I'm not voting in person this year, but by absentee ballot. The local polling places will be slammed- mostly older ladies that sit and run the voting, a hard long job in ordinary times, and with the covid and record turnout, the local county encourages that. I'll miss kidding around with the ladies behind the table (if I give you a $20 tip will you not look at my awful driver license photo?) and have been at every poll for everything for fifty years. Bucket List-wise, I shook JFK's hand in college and wore an 'I Like Ike' button in HS, so voting is a privilege, opportunity and obligation. I try
not to think of the statistics of one old guy's vote out of some
100 million, but win or lose, I take it personally. When I was less
than a year old the Japanese bombed Pearl Harbor, but in the interim,
I have never seen such an awful situation as now. At one time, I stood on the field at West Point, home of Duty, Honor, Country as
a guest of my daughter who was a Chemistry prof there{ we Army types
stood as our branch march was played. I thought at the time it was
a bit hackneyed...but in hindsight, those values are us, not the current ego-driven drivel which has divided the country. At my age,
I hope to see a major course correction back to those values, to
rationality, honesty, caring and empathy.

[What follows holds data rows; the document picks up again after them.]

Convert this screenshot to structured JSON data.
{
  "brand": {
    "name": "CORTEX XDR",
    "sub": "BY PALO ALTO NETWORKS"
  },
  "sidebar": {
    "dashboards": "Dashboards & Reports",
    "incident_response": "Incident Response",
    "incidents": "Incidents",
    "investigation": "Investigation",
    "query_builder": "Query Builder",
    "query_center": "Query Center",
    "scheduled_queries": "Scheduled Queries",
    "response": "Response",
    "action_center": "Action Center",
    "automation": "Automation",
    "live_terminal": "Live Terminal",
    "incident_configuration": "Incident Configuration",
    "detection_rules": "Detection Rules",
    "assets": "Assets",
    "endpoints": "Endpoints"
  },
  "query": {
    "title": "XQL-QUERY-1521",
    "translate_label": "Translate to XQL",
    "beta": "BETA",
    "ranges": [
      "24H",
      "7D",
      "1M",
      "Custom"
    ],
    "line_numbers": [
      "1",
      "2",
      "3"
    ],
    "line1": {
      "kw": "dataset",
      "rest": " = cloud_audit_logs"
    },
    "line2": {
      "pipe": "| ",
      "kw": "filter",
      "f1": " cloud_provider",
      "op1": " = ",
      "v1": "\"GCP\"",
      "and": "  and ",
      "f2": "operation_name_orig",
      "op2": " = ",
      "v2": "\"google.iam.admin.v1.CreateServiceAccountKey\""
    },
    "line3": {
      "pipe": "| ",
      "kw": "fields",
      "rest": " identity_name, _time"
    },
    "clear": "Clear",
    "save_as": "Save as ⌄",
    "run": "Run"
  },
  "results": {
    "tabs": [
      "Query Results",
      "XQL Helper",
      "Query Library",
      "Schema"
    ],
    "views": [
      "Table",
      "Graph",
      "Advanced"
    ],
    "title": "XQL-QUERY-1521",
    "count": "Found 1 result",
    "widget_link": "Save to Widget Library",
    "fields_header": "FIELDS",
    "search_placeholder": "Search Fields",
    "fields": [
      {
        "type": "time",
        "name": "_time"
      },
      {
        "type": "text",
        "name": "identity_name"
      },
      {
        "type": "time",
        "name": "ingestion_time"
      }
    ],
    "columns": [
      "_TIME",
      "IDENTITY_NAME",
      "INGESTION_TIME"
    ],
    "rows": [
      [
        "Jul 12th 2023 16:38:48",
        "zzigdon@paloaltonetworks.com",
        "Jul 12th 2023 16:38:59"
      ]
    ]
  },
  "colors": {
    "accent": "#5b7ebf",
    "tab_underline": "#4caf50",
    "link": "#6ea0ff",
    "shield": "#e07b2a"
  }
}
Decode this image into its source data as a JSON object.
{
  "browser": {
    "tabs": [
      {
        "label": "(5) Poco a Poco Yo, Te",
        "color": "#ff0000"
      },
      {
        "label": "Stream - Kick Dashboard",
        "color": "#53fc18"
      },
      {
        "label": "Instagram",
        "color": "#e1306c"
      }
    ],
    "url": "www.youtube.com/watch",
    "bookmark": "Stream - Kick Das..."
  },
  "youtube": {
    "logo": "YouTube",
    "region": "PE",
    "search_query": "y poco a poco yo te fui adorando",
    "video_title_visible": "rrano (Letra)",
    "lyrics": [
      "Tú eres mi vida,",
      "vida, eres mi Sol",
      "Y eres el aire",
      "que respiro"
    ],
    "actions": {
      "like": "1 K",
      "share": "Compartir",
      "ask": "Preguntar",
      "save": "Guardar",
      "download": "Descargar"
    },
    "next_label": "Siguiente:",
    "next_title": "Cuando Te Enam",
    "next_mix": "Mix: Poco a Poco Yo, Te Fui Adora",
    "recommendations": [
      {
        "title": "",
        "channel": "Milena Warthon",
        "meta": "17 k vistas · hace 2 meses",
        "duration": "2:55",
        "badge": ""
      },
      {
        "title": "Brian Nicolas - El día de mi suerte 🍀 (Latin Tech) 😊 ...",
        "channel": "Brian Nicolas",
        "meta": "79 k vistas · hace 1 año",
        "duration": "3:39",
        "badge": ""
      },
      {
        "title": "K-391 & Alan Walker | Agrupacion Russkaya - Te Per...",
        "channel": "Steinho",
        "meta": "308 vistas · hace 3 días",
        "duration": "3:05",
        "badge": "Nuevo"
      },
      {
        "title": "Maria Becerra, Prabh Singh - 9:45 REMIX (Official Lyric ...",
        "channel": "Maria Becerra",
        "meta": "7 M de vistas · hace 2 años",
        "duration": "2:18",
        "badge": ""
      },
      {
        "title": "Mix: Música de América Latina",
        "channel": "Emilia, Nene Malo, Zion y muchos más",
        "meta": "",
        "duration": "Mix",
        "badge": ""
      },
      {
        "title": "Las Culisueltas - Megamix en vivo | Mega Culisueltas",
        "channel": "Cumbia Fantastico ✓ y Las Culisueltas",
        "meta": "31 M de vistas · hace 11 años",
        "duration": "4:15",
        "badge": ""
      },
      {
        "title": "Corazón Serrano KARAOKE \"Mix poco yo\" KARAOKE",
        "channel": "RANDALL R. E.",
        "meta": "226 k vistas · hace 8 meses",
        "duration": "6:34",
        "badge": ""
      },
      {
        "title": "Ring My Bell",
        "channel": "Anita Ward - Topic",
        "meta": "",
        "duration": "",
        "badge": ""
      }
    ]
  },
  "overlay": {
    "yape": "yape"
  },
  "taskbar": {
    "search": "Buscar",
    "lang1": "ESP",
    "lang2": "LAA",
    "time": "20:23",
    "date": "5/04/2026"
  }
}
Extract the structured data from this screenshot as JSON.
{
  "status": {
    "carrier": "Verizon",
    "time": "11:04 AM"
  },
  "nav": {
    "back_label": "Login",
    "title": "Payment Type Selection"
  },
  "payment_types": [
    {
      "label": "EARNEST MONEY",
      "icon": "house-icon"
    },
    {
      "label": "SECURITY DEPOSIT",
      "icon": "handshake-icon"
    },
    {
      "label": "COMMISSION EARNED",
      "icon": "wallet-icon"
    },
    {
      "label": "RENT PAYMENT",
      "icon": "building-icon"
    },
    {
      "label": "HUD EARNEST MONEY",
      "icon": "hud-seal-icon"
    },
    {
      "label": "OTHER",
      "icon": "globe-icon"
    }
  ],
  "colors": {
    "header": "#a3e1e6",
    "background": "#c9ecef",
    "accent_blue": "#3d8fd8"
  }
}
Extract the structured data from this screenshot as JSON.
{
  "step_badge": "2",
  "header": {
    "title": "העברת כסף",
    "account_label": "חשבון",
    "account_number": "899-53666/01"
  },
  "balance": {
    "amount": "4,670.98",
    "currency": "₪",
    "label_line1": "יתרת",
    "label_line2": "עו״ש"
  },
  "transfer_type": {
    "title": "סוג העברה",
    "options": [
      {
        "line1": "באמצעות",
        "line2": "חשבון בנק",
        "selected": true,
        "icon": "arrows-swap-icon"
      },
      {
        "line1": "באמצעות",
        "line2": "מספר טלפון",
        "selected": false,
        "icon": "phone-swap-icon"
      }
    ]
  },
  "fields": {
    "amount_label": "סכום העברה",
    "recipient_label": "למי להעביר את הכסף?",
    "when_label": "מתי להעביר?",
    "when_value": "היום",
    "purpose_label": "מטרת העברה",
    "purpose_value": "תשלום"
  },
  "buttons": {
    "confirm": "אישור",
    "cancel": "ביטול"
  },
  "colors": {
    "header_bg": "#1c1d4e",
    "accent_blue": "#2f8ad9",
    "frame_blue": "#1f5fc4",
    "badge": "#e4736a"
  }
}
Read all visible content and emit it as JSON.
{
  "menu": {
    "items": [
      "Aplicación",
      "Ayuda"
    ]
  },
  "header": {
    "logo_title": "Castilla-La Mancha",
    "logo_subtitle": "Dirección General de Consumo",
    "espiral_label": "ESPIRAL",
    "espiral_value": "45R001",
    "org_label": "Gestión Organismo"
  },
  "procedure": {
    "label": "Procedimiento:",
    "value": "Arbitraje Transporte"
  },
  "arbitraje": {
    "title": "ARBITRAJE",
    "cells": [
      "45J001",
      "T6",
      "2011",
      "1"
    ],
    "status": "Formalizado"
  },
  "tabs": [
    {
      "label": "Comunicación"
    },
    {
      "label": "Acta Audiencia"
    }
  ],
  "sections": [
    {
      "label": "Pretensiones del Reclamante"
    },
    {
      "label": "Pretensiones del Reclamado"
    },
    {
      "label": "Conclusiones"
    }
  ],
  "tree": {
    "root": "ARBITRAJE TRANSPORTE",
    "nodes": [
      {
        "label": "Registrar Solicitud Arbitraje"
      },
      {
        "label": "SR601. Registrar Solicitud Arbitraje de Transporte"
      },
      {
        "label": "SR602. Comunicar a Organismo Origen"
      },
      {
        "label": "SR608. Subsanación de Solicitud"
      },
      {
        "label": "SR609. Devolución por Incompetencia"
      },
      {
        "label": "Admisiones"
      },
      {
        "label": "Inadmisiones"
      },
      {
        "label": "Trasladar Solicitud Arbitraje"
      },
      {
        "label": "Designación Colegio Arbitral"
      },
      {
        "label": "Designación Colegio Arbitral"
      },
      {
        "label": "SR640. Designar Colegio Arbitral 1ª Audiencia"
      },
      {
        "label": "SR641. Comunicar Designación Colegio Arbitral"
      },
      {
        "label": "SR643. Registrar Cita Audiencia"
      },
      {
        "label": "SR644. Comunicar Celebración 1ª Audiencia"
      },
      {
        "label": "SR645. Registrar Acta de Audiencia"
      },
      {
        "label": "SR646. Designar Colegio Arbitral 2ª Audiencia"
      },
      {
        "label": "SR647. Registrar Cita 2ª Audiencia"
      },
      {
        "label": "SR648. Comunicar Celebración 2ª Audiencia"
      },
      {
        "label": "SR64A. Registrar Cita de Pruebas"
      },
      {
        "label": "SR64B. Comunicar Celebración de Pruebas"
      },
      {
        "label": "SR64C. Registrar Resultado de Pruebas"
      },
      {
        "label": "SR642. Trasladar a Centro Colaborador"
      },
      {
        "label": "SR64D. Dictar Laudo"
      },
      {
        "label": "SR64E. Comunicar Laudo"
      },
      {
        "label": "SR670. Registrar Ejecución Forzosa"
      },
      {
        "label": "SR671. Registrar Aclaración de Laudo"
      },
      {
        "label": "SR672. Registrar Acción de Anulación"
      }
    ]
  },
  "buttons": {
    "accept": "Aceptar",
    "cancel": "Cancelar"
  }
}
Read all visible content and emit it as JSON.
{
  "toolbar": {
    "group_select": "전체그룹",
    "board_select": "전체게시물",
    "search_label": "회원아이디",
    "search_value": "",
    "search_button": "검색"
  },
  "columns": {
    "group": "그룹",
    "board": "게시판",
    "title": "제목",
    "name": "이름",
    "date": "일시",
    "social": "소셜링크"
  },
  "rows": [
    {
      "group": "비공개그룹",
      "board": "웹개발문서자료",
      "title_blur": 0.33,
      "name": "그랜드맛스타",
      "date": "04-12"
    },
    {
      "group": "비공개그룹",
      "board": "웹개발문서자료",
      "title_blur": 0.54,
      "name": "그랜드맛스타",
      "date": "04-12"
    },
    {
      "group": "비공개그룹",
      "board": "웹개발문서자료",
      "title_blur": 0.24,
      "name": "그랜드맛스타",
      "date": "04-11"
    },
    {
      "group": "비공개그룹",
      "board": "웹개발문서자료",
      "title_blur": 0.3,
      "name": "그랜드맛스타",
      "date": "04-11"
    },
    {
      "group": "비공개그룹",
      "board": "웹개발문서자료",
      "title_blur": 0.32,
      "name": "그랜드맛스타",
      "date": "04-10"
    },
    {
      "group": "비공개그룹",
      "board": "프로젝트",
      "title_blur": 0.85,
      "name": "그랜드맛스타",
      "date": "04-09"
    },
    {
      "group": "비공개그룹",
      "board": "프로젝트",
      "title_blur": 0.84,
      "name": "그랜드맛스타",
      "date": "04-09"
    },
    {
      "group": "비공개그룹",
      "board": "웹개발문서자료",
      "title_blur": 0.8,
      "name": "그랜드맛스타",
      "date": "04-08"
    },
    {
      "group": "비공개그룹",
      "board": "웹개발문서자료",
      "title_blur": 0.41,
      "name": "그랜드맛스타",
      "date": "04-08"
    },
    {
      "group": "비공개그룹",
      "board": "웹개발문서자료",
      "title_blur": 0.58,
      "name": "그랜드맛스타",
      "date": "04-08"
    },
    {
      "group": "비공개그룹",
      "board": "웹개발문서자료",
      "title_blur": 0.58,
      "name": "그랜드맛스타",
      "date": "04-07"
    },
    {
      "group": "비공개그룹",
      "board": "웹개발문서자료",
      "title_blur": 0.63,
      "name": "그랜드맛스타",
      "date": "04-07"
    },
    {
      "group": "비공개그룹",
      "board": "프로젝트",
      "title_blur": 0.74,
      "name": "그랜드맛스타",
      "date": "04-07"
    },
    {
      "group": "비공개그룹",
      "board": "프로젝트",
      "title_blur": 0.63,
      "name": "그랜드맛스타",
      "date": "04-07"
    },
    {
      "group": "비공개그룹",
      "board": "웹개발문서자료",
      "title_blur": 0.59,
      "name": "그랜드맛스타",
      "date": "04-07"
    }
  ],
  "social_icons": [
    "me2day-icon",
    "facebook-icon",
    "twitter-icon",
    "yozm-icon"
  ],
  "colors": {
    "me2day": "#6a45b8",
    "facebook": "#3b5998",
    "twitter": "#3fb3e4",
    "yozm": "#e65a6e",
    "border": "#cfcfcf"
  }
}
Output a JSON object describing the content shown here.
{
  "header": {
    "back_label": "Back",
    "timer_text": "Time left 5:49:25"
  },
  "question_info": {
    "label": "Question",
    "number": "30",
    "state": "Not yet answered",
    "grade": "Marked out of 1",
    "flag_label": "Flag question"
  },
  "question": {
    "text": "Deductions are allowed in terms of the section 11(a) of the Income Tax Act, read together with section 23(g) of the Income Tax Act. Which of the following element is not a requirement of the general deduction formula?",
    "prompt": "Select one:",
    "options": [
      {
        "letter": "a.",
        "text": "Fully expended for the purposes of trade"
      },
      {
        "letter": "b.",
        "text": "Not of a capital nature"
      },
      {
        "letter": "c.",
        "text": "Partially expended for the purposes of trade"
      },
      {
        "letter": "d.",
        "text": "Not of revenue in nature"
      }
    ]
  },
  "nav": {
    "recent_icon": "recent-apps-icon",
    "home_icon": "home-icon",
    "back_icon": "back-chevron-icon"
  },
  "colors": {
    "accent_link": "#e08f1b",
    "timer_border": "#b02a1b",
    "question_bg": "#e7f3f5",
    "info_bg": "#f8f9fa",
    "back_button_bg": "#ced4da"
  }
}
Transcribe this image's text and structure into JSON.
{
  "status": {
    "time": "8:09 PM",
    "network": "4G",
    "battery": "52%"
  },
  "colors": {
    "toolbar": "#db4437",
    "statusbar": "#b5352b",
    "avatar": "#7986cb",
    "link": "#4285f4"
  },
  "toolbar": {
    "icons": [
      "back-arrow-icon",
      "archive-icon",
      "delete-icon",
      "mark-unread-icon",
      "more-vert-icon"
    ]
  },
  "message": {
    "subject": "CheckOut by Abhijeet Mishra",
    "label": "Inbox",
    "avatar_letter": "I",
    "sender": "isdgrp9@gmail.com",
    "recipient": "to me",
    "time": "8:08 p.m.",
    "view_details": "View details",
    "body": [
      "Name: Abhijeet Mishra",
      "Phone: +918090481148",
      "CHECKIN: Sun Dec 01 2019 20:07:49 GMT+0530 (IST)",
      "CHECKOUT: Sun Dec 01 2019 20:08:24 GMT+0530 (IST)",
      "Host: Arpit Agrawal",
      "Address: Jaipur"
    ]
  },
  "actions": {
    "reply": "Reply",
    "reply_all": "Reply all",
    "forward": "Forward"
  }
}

Sorry to rage on..it feels
sort of good. :)
I have been determined, for weeks, to vote in person -- to go stand in line as I always have. In our August primary here, I was the ONLY person voting in person at 8 a.m., but hundreds of ballots had been delivered to the township office. Now last week I had a panic attack: what if I were sick and couldn't get to the polls? So I picked up my absentee ballot and will also deliver it in person.
A book I read over the weekend was Jimmy Carter's WHY NOT THE BEST? It was written and published before he was elected president. What a guy! Intelligent, dedicated, hard-working, decent -- and when he set out to run for governor and then for president, he set out to READ AND LEARN about the important issues that would make up his job. He believed in the American people when he wrote that book, too, and believed that we deserved honest government. I hope to see those values again in my lifetime, too.
I did watch the debate, much to my chagrin, and all you anticipated, and more, came true. If I hadn't had a neighbor here to watch with me, I would have turned it off after the first couple of minutes. It was a horror show.
I, too, like to vote in person. It makes me feel good and patriotic. But this year I can't because of my temporary immobility (due tp my upcoming hip surgery). I will miss it....one of the view times I feel patriotic and proud to be an American. I've already filled out the form and sent it in to vote by mail...........but it isn't the same. What in the world is happening to this country??
Cheri, I know so well what you mean! I too love that feeling of community participation, the feeling that all of us, all over the country, are calmly fulfilling our duty as citizens. I love seeing my neighbors, all of us simultaneously determined, serious, and happy, even celebratory. We are missing SO MUCH these days -- and for a multitude of reasons, not simply a pandemic virus in the land. Let's pray we live to see better days.